But as all too many people with severe chronic diseases know, loved ones can disappear, leaving them to bear their difficulties in lonely isolation. Social rejection activates the very zones of the brain that generate, among other things, the sting of physical pain. Matthew D. Lieberman and Naomi Eisenberg of U.C.L.A. (writing in a chapter in “Social Neuroscience: People Thinking About People,” M.I.T. Press, 2005) have proposed that the brain’s pain centers may have taken on a hypersensitivity to social banishment because exclusion was a death sentence in human prehistory. They note that in many languages the words that describe a “broken heart” from rejection borrow the lexicon of physical hurt.
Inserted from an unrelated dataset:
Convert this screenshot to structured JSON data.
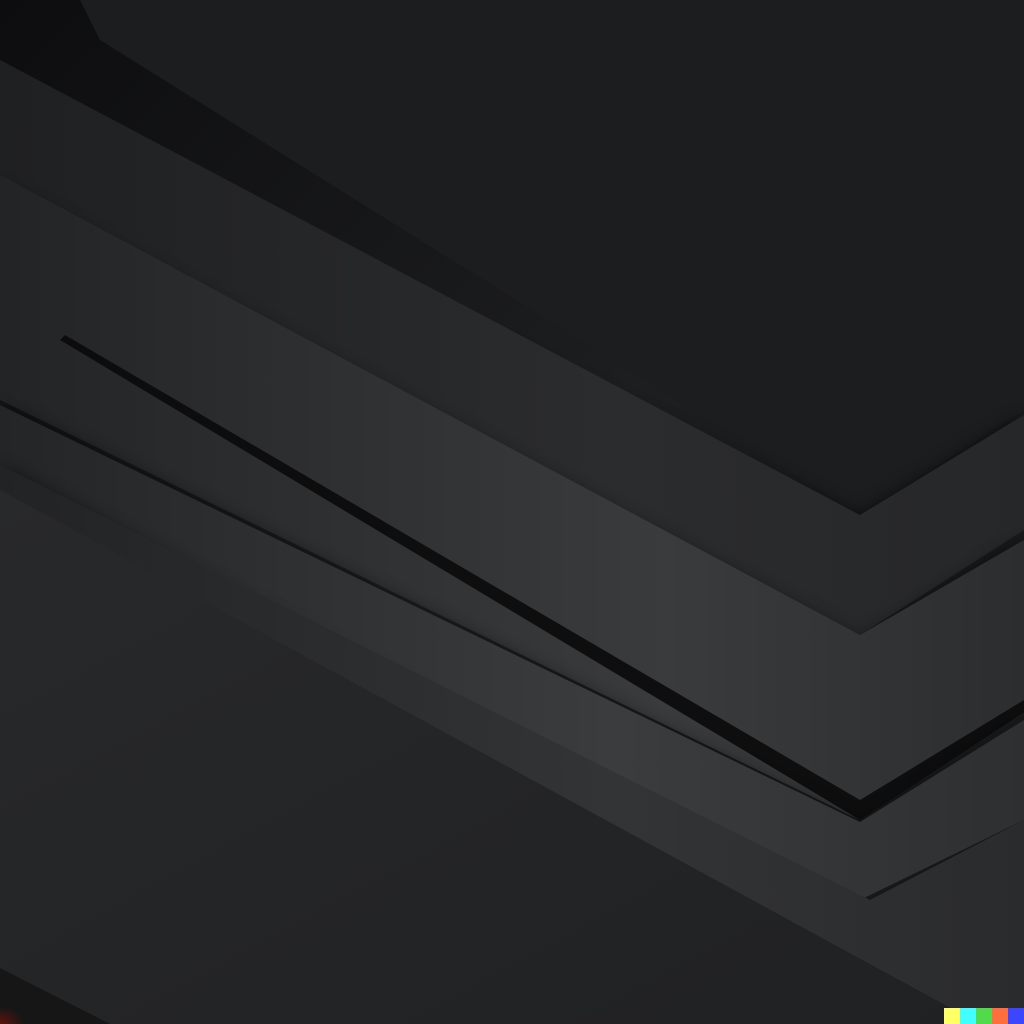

So when the people who care about a patient fail to show up, it may be a double blow: the pain of rejection and the deprivation of the benefits of loving contact. Sheldon Cohen, a psychologist at Carnegie-Mellon University who studies the effects of personal connections on health, emphasizes that a hospital patient’s family and friends help just by visiting, whether or not they quite know what to say.
My friend has reached that point where doctors see nothing else to try. On my last visit, he and his wife told me that he was starting hospice care.
One challenge, he told me, will be channeling the river of people who want to visit into the narrow range of hours in a week when he still has the energy to engage them.
As he said this, I felt myself tearing up, and responded: “You know, at least it’s better to have this problem. So many people go through this all alone.”
He was silent for a moment, thoughtful. Then he answered softly, “You’re right.